Musk's response was, after a long pause, “I don't really know.”
What makes SpaceX and Musk's other companies so successful and so innovative is not a methodology; it is the leadership that Musk provides.
This is why leadership is the core issue for understanding how a group of individuals can work together effectively. The issue cannot be sidestepped. Bad leadership is often a terrible problem, but dismissing the need for leadership does not solve the problem. We must deal with it head-on.
Authority Is Sometimes Necessary
The Agile Manifesto tried to address the issue of the bad manager by ignoring the need for managers, implicitly saying that managers are not part of the equation. That is like trying to deal with bad friendships by dispensing with friendship. According to Mark Schwartz, former CIO of the US Citizenship and Immigration Service and a well-known Agile and DevOps evangelist,
“The Agile world, ever suspicious of management, proceeds as if it can manage without the involvement of IT leaders.” 2
A manager is, by definition, a leader who has authority. Authority at the top is unavoidable. An organization has owners or shareholders and a board or a government-appointed leader who has oversight. The question is, is authority needed at other levels?
The Agile Manifesto is silent about the role of managers. Typically, in most organizations, a manager has direct staff, and those people are the manager's team. The Agile Manifesto's principle “The best architectures, requirements, and designs emerge from self-organizing teams” seems to advocate that teams do best when self-organized, which implies that managers play no direct role. The Agile community has struggled over the years to figure out how to integrate managers into Agile ways of working.

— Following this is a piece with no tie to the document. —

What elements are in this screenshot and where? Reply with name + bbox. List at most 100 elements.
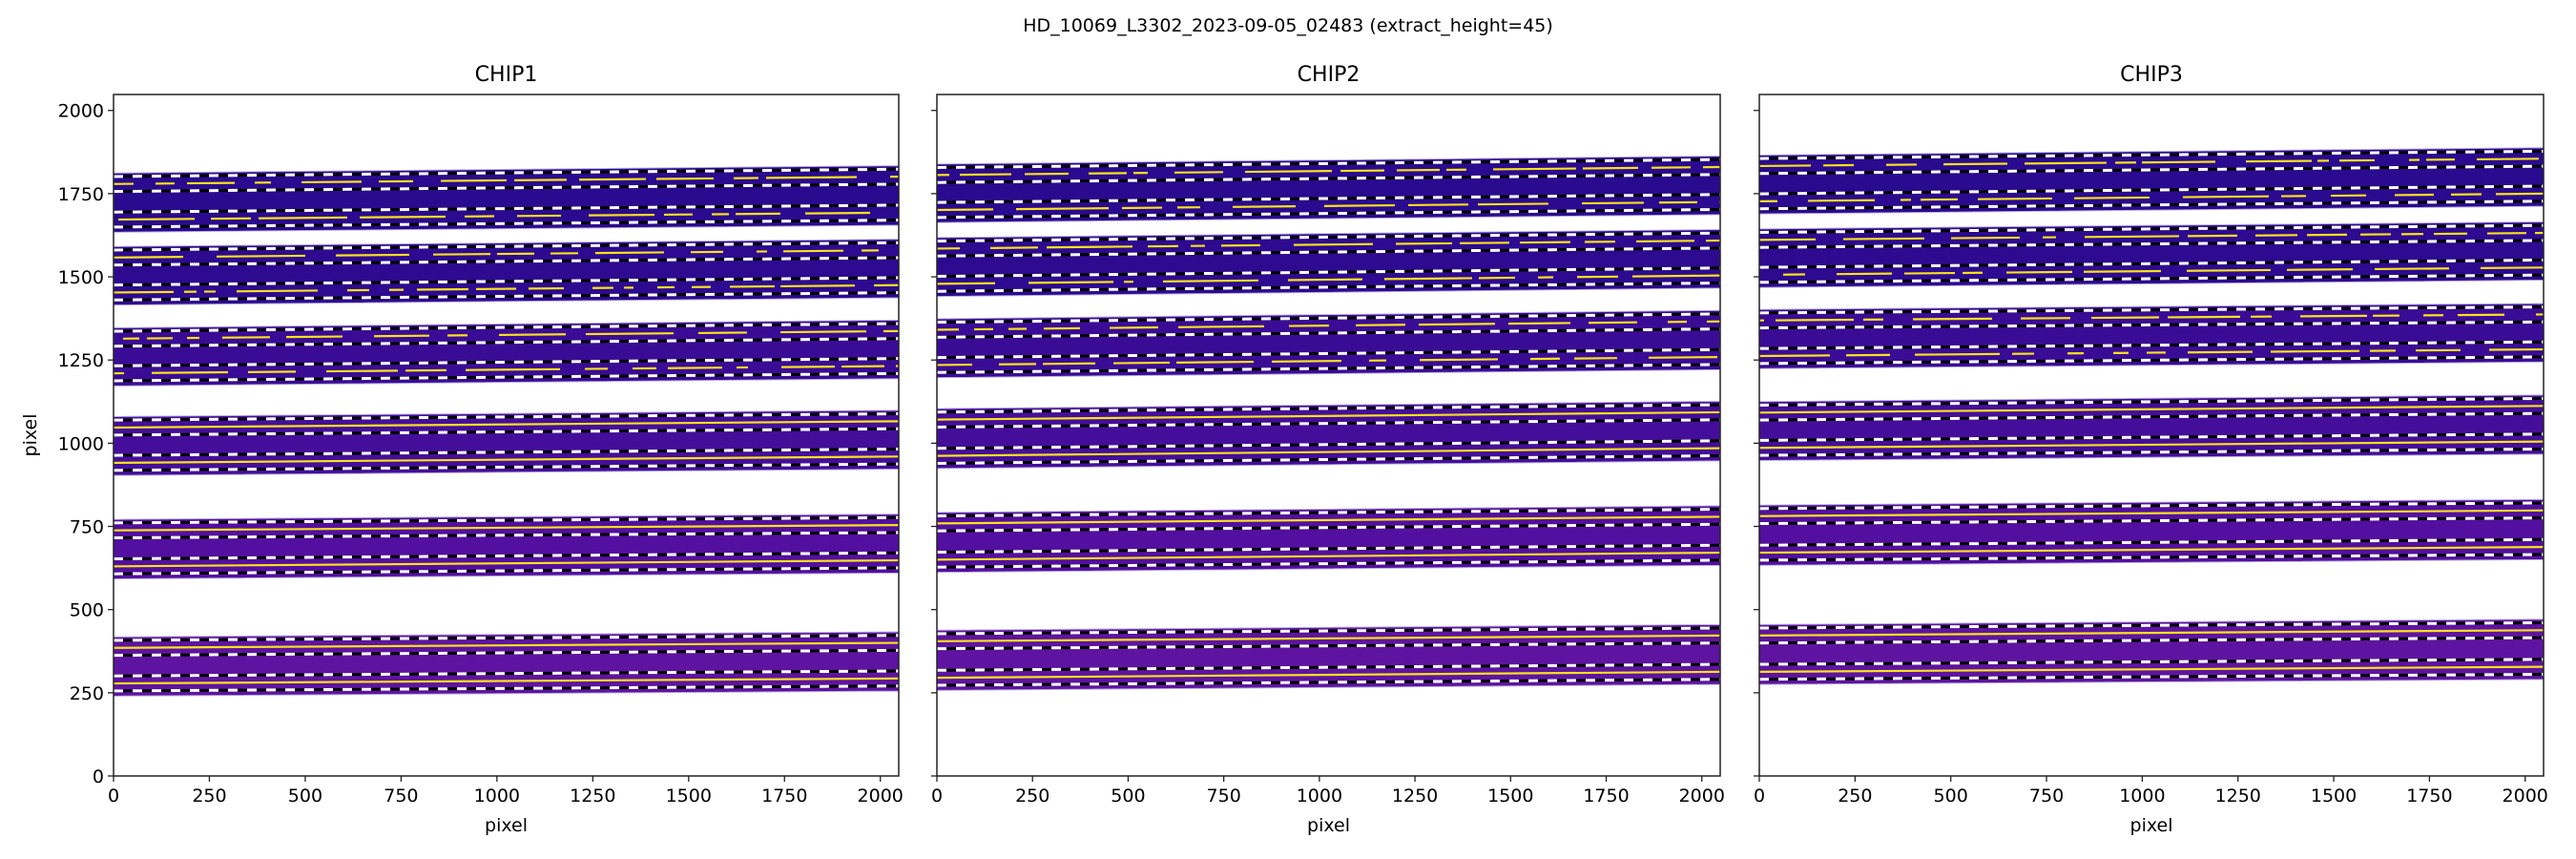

While the Agile Manifesto was written in the context of software development, the ideas have been applied elsewhere, and the culture of the Agile community strongly reflects the self-organization ethos, regardless of the domain of application.
Yet if successful Internet companies can be a guide, managers and team leads are still very much present at the most successful companies. For example, at Google most development teams have team leads. According to the book Software Engineering at Google ,
“Whereas every engineering team generally has a leader, they acquire those leaders in different ways. This is certainly true at Google; sometimes an experienced manager comes in to run a team, and sometimes an individual contributor is promoted into a leadership position (usually of a smaller team).” 3
The challenge with collective leadership is that authority is sometimes needed, and while a team can collectively have authority, authority requires accountability, and it is difficult to hold a whole team accountable.
The Agile community is right to have anxiety about authority. Traditional organizations use authority way too much. The traditional Theory X model of a manager who dictates how work should be done and expects everyone to follow orders might work fine in some situations, but most of the time that approach works very poorly, particularly when judgment and creativity are important components of the work. We will discuss Theory X and other leadership models in the “Theory X, Theory Y, and Mission Command” section later in this chapter.
Even when work is repetitive and uncreative, allowing people some control over how they do the work leverages their experience with the tasks and also gives them an important feeling of personal control, which boosts morale.
Authority is needed, but it should be used sparingly. Having authority does not mean that you use it . In fact, people often conflate two ideas: (1) autonomy that has been granted and (2) no one having authority. These are not the same. Authority may be needed to cover many situations, but the best use of authority is often to give others a reasonable degree of autonomy.